The Kinzhal, which translates to “dagger,” is a hypersonic missile, capable of achieving speeds in excess of Mach 5. It’s based on a land based variant, the Iskander-M , that was developed with one very specific goal in mind: to defeat the American missile defense apparatus and successfully deliver a strategic nuclear payload.

Unlike the RS-28 Sarmat (also known as the Satan II) which boasts multiple potentially hypersonic capable payloads as well as chaffe and even dummy warheads intended to overwhelm and confuse missile defenses while annihilating a patch of territory the size of “Texas or France” (according to Moscow), the Iskander-M is a short range ballistic missile that would see use places like the Baltics, where NATO and Russian forces have engaged in a decades long standoff.

This new footage of the Kinzhal missile platform based on the Iskander-M shows it mounted beneath a Russian made Mig-31, which despite being in service since 1981 remains one of the fastest fighters ever to take to the sky. Rumors surrounded the Mig-31 for years, in large part because it was never exported and has been used primarily in a defensive role in Russian territories. In recent years, it has been confirmed that the Mig-31 is technically capable of exceeding Mach 3, placing it in rare company with the likes of the unarmed American SR-71 – though it’s important to note that reaching that velocity actually requires pushing the Mig’s engines beyond their heat tolerances, making any such effort a one way trip.

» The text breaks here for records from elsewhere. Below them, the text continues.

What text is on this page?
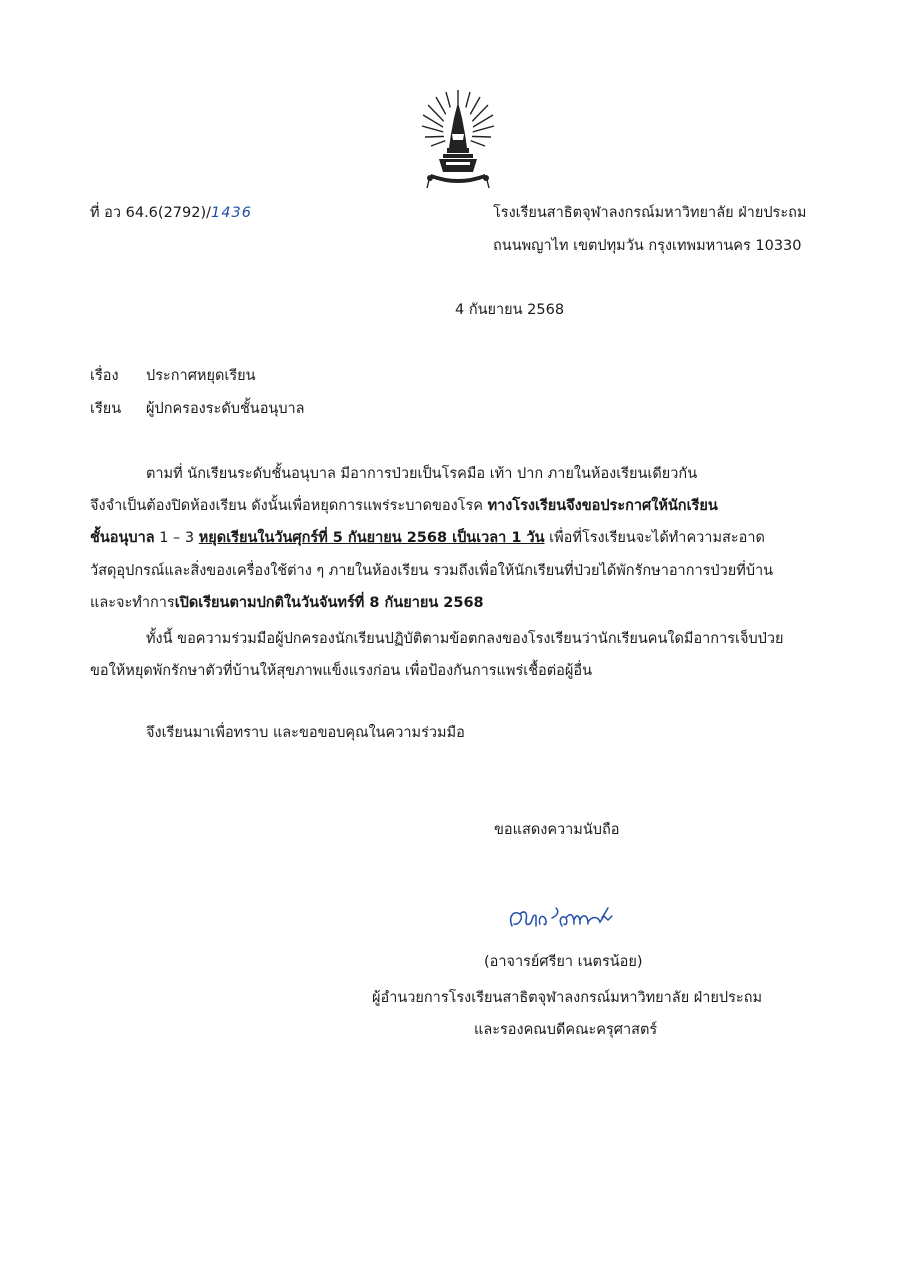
ที่ อว 64.6(2792)/1436	โรงเรียนสาธิตจุฬาลงกรณ์มหาวิทยาลัย ฝ่ายประถม
ถนนพญาไท เขตปทุมวัน กรุงเทพมหานคร 10330
4 กันยายน 2568
เรื่อง ประกาศหยุดเรียน
เรียน ผู้ปกครองระดับชั้นอนุบาล
ตามที่ นักเรียนระดับชั้นอนุบาล มีอาการป่วยเป็นโรคมือ เท้า ปาก ภายในห้องเรียนเดียวกัน
จึงจำเป็นต้องปิดห้องเรียน ดังนั้นเพื่อหยุดการแพร่ระบาดของโรค ทางโรงเรียนจึงขอประกาศให้นักเรียน
ชั้นอนุบาล 1 – 3 หยุดเรียนในวันศุกร์ที่ 5 กันยายน 2568 เป็นเวลา 1 วัน เพื่อที่โรงเรียนจะได้ทำความสะอาด
วัสดุอุปกรณ์และสิ่งของเครื่องใช้ต่าง ๆ ภายในห้องเรียน รวมถึงเพื่อให้นักเรียนที่ป่วยได้พักรักษาอาการป่วยที่บ้าน
และจะทำการเปิดเรียนตามปกติในวันจันทร์ที่ 8 กันยายน 2568
ทั้งนี้ ขอความร่วมมือผู้ปกครองนักเรียนปฏิบัติตามข้อตกลงของโรงเรียนว่านักเรียนคนใดมีอาการเจ็บป่วย
ขอให้หยุดพักรักษาตัวที่บ้านให้สุขภาพแข็งแรงก่อน เพื่อป้องกันการแพร่เชื้อต่อผู้อื่น
จึงเรียนมาเพื่อทราบ และขอขอบคุณในความร่วมมือ
ขอแสดงความนับถือ
(อาจารย์ศรียา เนตรน้อย)
ผู้อำนวยการโรงเรียนสาธิตจุฬาลงกรณ์มหาวิทยาลัย ฝ่ายประถม
และรองคณบดีคณะครุศาสตร์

The video shows the Mig-31 launching a Kinzhal missile, though it does not continue to show it in flight or actually hitting a target, though, according to a statement from the Russian Ministry of Defense, “The launch went according to plan, the hypersonic missile hit its target on a testing ground.”

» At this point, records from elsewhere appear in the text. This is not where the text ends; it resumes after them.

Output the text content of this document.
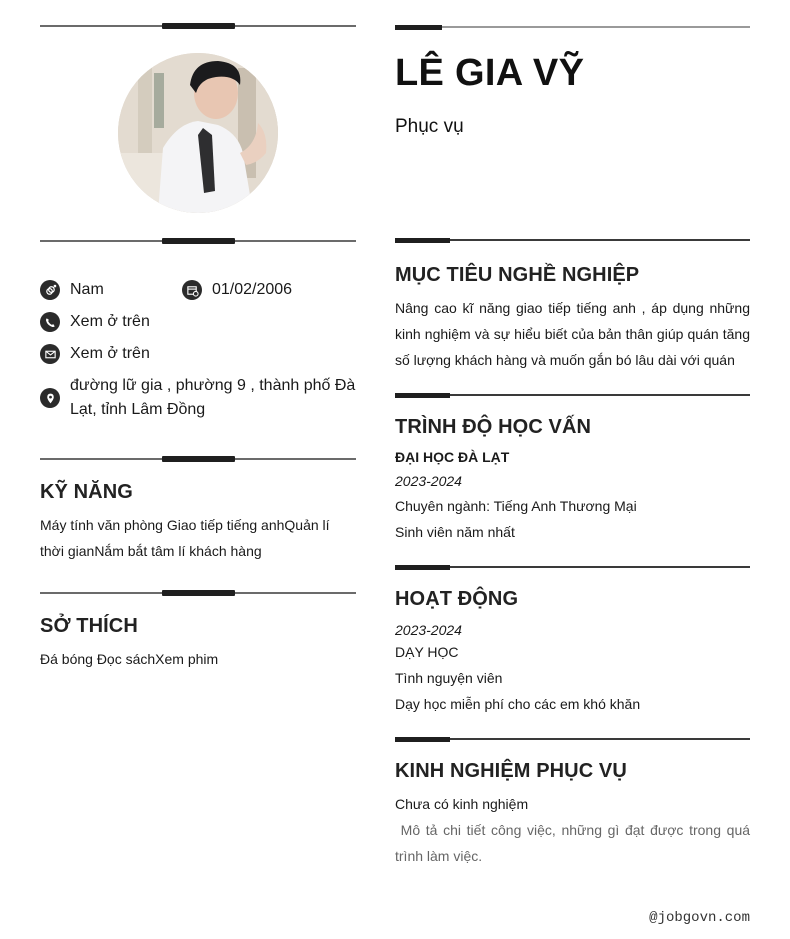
Nam	01/02/2006
Xem ở trên
Xem ở trên
đường lữ gia , phường 9 , thành phố Đà Lạt, tỉnh Lâm Đồng
KỸ NĂNG
Máy tính văn phòng Giao tiếp tiếng anhQuản lí thời gianNắm bắt tâm lí khách hàng
SỞ THÍCH
Đá bóng Đọc sáchXem phim
LÊ GIA VỸ
Phục vụ
MỤC TIÊU NGHỀ NGHIỆP
Nâng cao kĩ năng giao tiếp tiếng anh , áp dụng những kinh nghiệm và sự hiểu biết của bản thân giúp quán tăng số lượng khách hàng và muốn gắn bó lâu dài với quán
TRÌNH ĐỘ HỌC VẤN
ĐẠI HỌC ĐÀ LẠT
2023-2024
Chuyên ngành: Tiếng Anh Thương Mại
Sinh viên năm nhất
HOẠT ĐỘNG
2023-2024
DẠY HỌC
Tình nguyện viên
Dạy học miễn phí cho các em khó khăn
KINH NGHIỆM PHỤC VỤ
Chưa có kinh nghiệm
Mô tả chi tiết công việc, những gì đạt được trong quá trình làm việc.
@jobgovn.com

Kinzhal hypersonic missile mounted beneath a Mig-31. (Courtesy of Russia’s Ministry of Defense)

Unlike the scramjet technology Russia, China, and the United States are working to develop in order to routinely achieve hypersonic speeds, the Kinzhal, like its Iskander predecessor, do so through good old fashioned brute force, using a solid chemical propellent rocket to achieve such massive acceleration.

Theoretically speaking, by mounting the Kinzhal platform on an extremely fast fighter like the Mig-31, it would be almost impossible to defend against using the systems we have in place. The aircraft could maneuver in such a way as to make it too difficult to track using systems like THAAD, then, when launched at close range, traveling at a nearly horizontal flight path and quickly reaching hypersonic velocities, the Kinzhal missile could engage a target almost before anyone even realized the missile had been launched.

It would be possible for short range missile defense systems like the Patriot PAC-2 and PAC-3 to intercept Kinzhals on the approach, but would not be a guarantee. With a claimed range of over 1,200 miles, the Kinzhal missile system poses a legitimate threat not only to land based assets, but could very easily become a carrier-killer in the Pacific.